Hunting interactive online sites about Romans and Roman Britain | Anyone know any good ones?

Over at the Rosemary Sutcliff page on Facebook which is connected with this site, Danielle Vaughan writes:

I am reading The Silver Branch to my 12 year old. We read The Eagle (of the Ninth) last September  and he said it was his fave read of the year.

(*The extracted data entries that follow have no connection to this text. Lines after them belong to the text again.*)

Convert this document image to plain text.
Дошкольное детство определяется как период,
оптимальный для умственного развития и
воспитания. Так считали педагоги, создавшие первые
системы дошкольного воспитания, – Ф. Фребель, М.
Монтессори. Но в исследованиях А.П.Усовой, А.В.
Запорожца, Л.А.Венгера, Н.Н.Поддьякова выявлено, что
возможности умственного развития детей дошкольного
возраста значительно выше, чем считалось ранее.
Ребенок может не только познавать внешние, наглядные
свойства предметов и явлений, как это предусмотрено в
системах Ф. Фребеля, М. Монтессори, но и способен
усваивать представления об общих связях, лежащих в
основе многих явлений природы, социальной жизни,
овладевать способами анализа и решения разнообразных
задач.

However, I fear his sudden hormonal growth is preventing his full attention for this book … we are persevering, however, at the moment

She wonders (as I do now)  if if there are supplementary online roman interactive sites they could also “look at to ‘set the scene’ as it were “. Are there? Can anyone help? Please share this elsewhere so we can see if the much vaunted collective of the cloud can help!

Freaked out for years by ghost legionaries in Rosemary Sutcliff’s The Eagle of the Ninth

James Dunlop has commented on another post:

My 1977 copy of The Eagle of the Ninth (by Rosemary Sutcliff) still has the entry from the Radio Times (with a photo of Anthony Higgins as Marcus … ) glued inside the front cover. I’ve also got a page torn out of the Radio Times lurking somewhere – I was nine at the time and it made a really big impression on me. I’m now an archaeologist who really doesn’t have much time for Romans, but when I re-read The Eagle of the Ninth last year, I still found Marcus a really lovely – and yet at the same time convincingly Roman – character.

Oh, and I remember there was that bit with the dream where the ghost legionaries turned round and had skulls instead of faces. That stayed with me for YEARS!! I was freaked out by skeletons for decades afterwards (though I’ve grown out of that little foible now, thank goodness!)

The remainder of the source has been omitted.